The role of SIRT1 level and SIRT1 gene polymorphisms in optic neuritis patients with multiple sclerosis

• Published in: Orphanet journal of rare diseases Vol. 18; no. 1; pp. 64 - 12
• Main Authors: Kubiliute, Aleksandra, Gedvilaite, Greta, Vilkeviciute, Alvita, Kriauciuniene, Loresa, Bruzaite, Akvile, Zaliuniene, Dalia, Liutkeviciene, Rasa
• Format: Journal Article
• Language: English
• Published: England BioMed Central Ltd 22.03.2023; BioMed Central; BMC
• Subjects: Disease; Enzymes; Gene polymorphism; Genes; Genetic testing; Genotype; Genotype & phenotype; Health sciences; Humans; Kinases; Leukocytes; Medical research; Multiple sclerosis; Multiple Sclerosis - genetics; Neuritis; Optic nerve; Optic neuritis; Optic Neuritis - genetics; Oxidative stress; Pathogenesis; Peripheral blood; Polymorphism, Single Nucleotide - genetics; Proteins; Rare diseases; Regression analysis; SIRT1 ELISA; SIRT1 protein; SIRT1 SNP; Sirtuin 1 - genetics; Statistical analysis; Lithuania; United States > US; SIRT1 SNP; SIRT1 ELISA; Multiple sclerosis; Optic neuritis
• ISSN: 1750-1172; 1750-1172
• DOI: 10.1186/s13023-023-02665-x

To investigate the role of Sirtuin 1 (SIRT1) level and SIRT1 (rs3818292, rs3758391, rs7895833) gene polymorphisms in patients with optic neuritis (ON) and multiple sclerosis (MS). 79 patients with ON and 225 healthy subjects were included in the study.

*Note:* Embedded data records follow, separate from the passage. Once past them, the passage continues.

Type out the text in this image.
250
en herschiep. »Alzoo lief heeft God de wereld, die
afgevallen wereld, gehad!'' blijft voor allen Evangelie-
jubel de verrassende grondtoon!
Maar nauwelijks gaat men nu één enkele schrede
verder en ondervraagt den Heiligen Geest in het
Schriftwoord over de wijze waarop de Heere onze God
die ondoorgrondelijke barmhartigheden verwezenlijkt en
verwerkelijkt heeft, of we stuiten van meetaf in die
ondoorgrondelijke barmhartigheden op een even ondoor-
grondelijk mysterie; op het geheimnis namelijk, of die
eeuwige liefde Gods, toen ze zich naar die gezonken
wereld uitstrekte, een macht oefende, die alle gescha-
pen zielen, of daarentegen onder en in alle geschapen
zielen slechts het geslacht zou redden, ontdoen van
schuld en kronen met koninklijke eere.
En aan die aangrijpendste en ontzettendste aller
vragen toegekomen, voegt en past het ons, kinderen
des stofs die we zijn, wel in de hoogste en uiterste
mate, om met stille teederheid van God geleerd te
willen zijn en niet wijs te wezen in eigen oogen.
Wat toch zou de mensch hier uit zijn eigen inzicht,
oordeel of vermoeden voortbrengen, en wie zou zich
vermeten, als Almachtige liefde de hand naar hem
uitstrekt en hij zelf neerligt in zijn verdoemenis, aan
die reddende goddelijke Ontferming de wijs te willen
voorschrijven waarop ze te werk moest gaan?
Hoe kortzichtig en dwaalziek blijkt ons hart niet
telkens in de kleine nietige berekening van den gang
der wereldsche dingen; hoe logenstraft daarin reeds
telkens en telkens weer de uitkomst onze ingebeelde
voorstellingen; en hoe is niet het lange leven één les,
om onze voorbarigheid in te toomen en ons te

ON patients were divided into 2 subgroups: patients with MS (n = 30) and patients without MS (n = 43). 6 ON patients did not have sufficient data for MS diagnosis and were excluded from the subgroup analysis. DNA was extracted from peripheral blood leukocytes and genotyped by real-time polymerase chain reaction. Results were analysed using the program "IBM SPSS Statistics 27.0". We discovered that SIRT1 rs3758391 was associated with a twofold increased odds of developing ON under the codominant (p = 0.007), dominant (p = 0.011), and over-dominant (p = 0.008) models. Also, it was associated with a threefold increased odds ofON with MS development under the dominant (p = 0.010), twofold increased odds under the over-dominant (p = 0.032) models and a 1.2-fold increased odds of ON with MS development (p = 0.015) under the additive model. We also discovered that the SIRT1 rs7895833 was significantly associated with a 2.5-fold increased odds of ON development under the codominant (p = 0.001), dominant (p = 0.006), and over-dominant (p < 0.001) models, and a fourfold increased odds of ON with MS development under the codominant (p < 0.001), dominant (p = 0.001), over-dominant (p < 0.001) models and with a twofold increased odds of ON with MS development (p = 0.013) under the additive genetic model. There was no association between SIRT1 levels and ON with/without MS development. SIRT1 rs3758391 and rs7895833 polymorphisms are associated with ON and ON with MS development.